Figure 95-12 A, An intraoperative picture of a congenital diaphragmatic hernia (CDH) before repair. B, An intraoperative picture of a patch repair of a CDH.

The defect size and amount of native diaphragm present are variable. Whenever possible, a primary repair using native tissue is performed. If the defect is too large, a porous polytetrafluoroethylene (GORE-TEX) patch is used.

There is a higher recurrence rate of CDH among children with patches (the patch does not grow as the child grows) than among those with repairs with native tissue. A loosely fitted patch may reduce the recurrence rates. Pulmonary hypertension must be monitored carefully, and in some instances, a postoperative course of ECMO is needed. Other recognized complications include bleeding, chylothorax, and bowel obstruction.

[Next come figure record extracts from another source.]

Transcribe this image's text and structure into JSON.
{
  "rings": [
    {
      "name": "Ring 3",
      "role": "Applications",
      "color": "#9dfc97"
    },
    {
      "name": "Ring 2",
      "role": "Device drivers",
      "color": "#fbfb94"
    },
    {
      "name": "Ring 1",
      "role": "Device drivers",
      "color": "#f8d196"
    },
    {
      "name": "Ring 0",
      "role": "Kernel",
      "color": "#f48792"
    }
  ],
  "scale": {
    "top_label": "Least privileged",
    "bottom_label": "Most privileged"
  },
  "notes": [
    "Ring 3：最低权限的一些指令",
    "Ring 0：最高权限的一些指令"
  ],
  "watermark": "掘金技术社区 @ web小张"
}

Outcome and Long-Term Survival

Overall survival of liveborn infants with CDH is 67%. The incidence of spontaneous fetal demise is 7-10%. Relative predictors of a poor prognosis include an associated major anomaly, symptoms before 24 hr of age, severe pulmonary hypoplasia, herniation to the contralateral lung, and the need for ECMO.

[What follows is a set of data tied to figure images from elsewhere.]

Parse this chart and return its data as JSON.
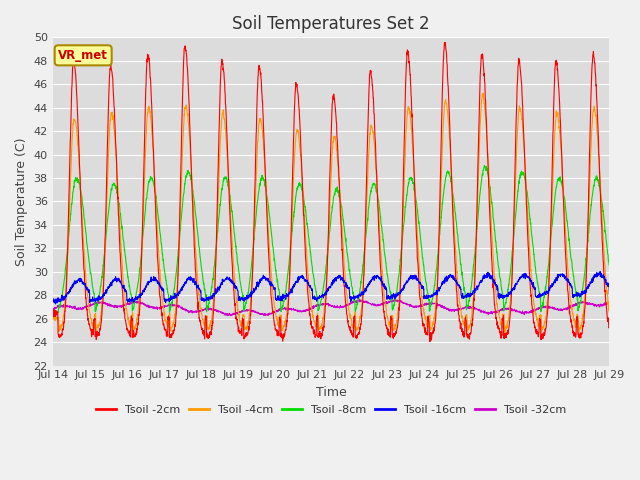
{
  "title": "Soil Temperatures Set 2",
  "xlabel": "Time",
  "ylabel": "Soil Temperature (C)",
  "ylim": [
    22,
    50
  ],
  "yticks": [
    22,
    24,
    26,
    28,
    30,
    32,
    34,
    36,
    38,
    40,
    42,
    44,
    46,
    48,
    50
  ],
  "xlim_start": 0,
  "xlim_end": 360,
  "xtick_positions": [
    0,
    24,
    48,
    72,
    96,
    120,
    144,
    168,
    192,
    216,
    240,
    264,
    288,
    312,
    336,
    360
  ],
  "xtick_labels": [
    "Jul 14",
    "Jul 15",
    "Jul 16",
    "Jul 17",
    "Jul 18",
    "Jul 19",
    "Jul 20",
    "Jul 21",
    "Jul 22",
    "Jul 23",
    "Jul 24",
    "Jul 25",
    "Jul 26",
    "Jul 27",
    "Jul 28",
    "Jul 29"
  ],
  "legend_label": "VR_met",
  "series_labels": [
    "Tsoil -2cm",
    "Tsoil -4cm",
    "Tsoil -8cm",
    "Tsoil -16cm",
    "Tsoil -32cm"
  ],
  "series_colors": [
    "#ff0000",
    "#ff9900",
    "#00dd00",
    "#0000ff",
    "#cc00cc"
  ],
  "background_color": "#dcdcdc",
  "grid_color": "#ffffff",
  "fig_bg_color": "#f0f0f0",
  "title_fontsize": 12,
  "axis_fontsize": 9,
  "tick_fontsize": 8,
  "n_points": 2160
}
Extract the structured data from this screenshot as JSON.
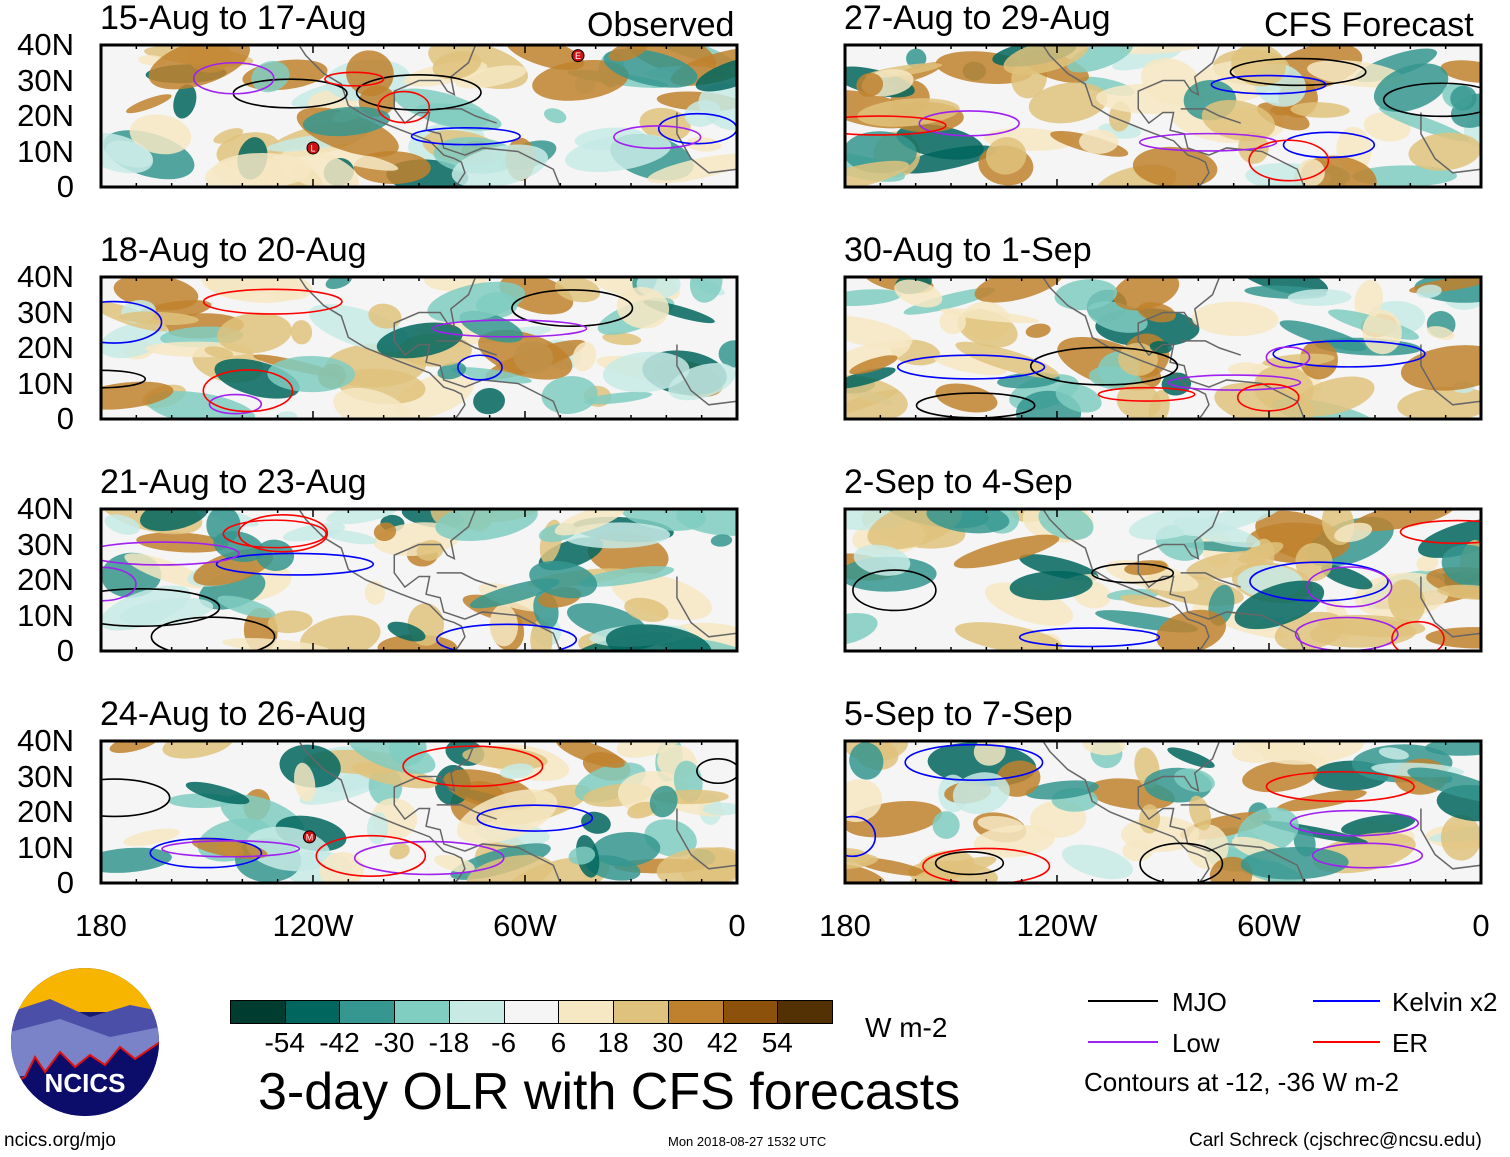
{
  "chart_data": {
    "type": "heatmap",
    "title": "3-day OLR with CFS forecasts",
    "units": "W m-2",
    "columns": [
      {
        "label": "Observed",
        "panels": [
          "15-Aug to 17-Aug",
          "18-Aug to 20-Aug",
          "21-Aug to 23-Aug",
          "24-Aug to 26-Aug"
        ]
      },
      {
        "label": "CFS Forecast",
        "panels": [
          "27-Aug to 29-Aug",
          "30-Aug to 1-Sep",
          "2-Sep to 4-Sep",
          "5-Sep to 7-Sep"
        ]
      }
    ],
    "lat_ticks": [
      "40N",
      "30N",
      "20N",
      "10N",
      "0"
    ],
    "lon_ticks": [
      "180",
      "120W",
      "60W",
      "0"
    ],
    "lat_range": [
      0,
      40
    ],
    "lon_range": [
      -180,
      0
    ],
    "colorbar": {
      "ticks": [
        "-54",
        "-42",
        "-30",
        "-18",
        "-6",
        "6",
        "18",
        "30",
        "42",
        "54"
      ],
      "colors": [
        "#003c30",
        "#01665e",
        "#35978f",
        "#80cdc1",
        "#c7eae5",
        "#f5f5f5",
        "#f6e8c3",
        "#dfc27d",
        "#bf812d",
        "#8c510a",
        "#543005"
      ]
    },
    "legend": [
      {
        "label": "MJO",
        "color": "#000000"
      },
      {
        "label": "Kelvin x2",
        "color": "#0000ff"
      },
      {
        "label": "Low",
        "color": "#a020f0"
      },
      {
        "label": "ER",
        "color": "#ff0000"
      }
    ],
    "contour_note": "Contours at -12, -36 W m-2",
    "storms": [
      {
        "panel": 0,
        "label": "L",
        "lon": -120,
        "lat": 11
      },
      {
        "panel": 0,
        "label": "E",
        "lon": -45,
        "lat": 37
      },
      {
        "panel": 3,
        "label": "M",
        "lon": -121,
        "lat": 13
      }
    ]
  },
  "footer": {
    "logo_text": "NCICS",
    "url": "ncics.org/mjo",
    "timestamp": "Mon 2018-08-27 1532 UTC",
    "author": "Carl Schreck (cjschrec@ncsu.edu)"
  }
}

Pulmonary problems continue to be a source of morbidity for long-term survivors of CDH. Children receiving CDH repair who were studied at 6-11 yr of age demonstrated significant decreases in forced expiratory flow at 50% of vital capacity and decreased peak expiratory flow. Both obstructive and restrictive patterns can occur. Those without severe pulmonary hypertension and barotrauma do the best. Those at highest risk include children who required ECMO and patch repair, but the data clearly show that CDH survivors who did not require ECMO also need frequent attention to pulmonary issues. At discharge, up to 20% of infants require oxygen, but only 1-2% require oxygen past 1 yr of age. BPD is frequently documented radiographically but will improve as more alveoli develop and the child ages.

Gastroesophageal reflux disease (GERD) is reported in more than 50% of children with CDH. It is more common in those children whose diaphragmatic defect involves the esophageal hiatus. Approximately 25% of cases of GERD in children with CDH are refractory to medical management and require an antireflux procedure. Intestinal obstruction is reported in up to 20% of children. This condition could be due to a midgut volvulus, adhesions, or a recurrent hernia that became incarcerated. Recurrent diaphragmatic hernia is reported in 5-20% in most series. Children with patch repairs are at highest risk.

Children with CDH typically have delayed growth in the 1st 2 yr of life. Contributing factors include poor intake, GERD, and a caloric requirement that may be higher because of the energy required to breathe. Many children normalize and “catch up” in growth by the time they are 2 yr old.

Neurocognitive defects are common and may be due to the disease or the interventions. The incidence of neurologic abnormalities is higher in infants who require ECMO (67% vs 24% of those who do not). The abnormalities are similar to those seen in neonates treated with ECMO for other diagnoses and include transient and permanent developmental delay, abnormal hearing or vision, and seizures. Serious hearing loss may occur in up to 28% of children who underwent ECMO. The majority of neurologic abnormalities are classified as mild to moderate.

Other long-term problems occurring in this population include pectus excavatum and scoliosis. Survivors of CDH repair, particularly those requiring ECMO support, have a variety of long-term abnormalities that appear to improve with time but require close monitoring and multidisciplinary support.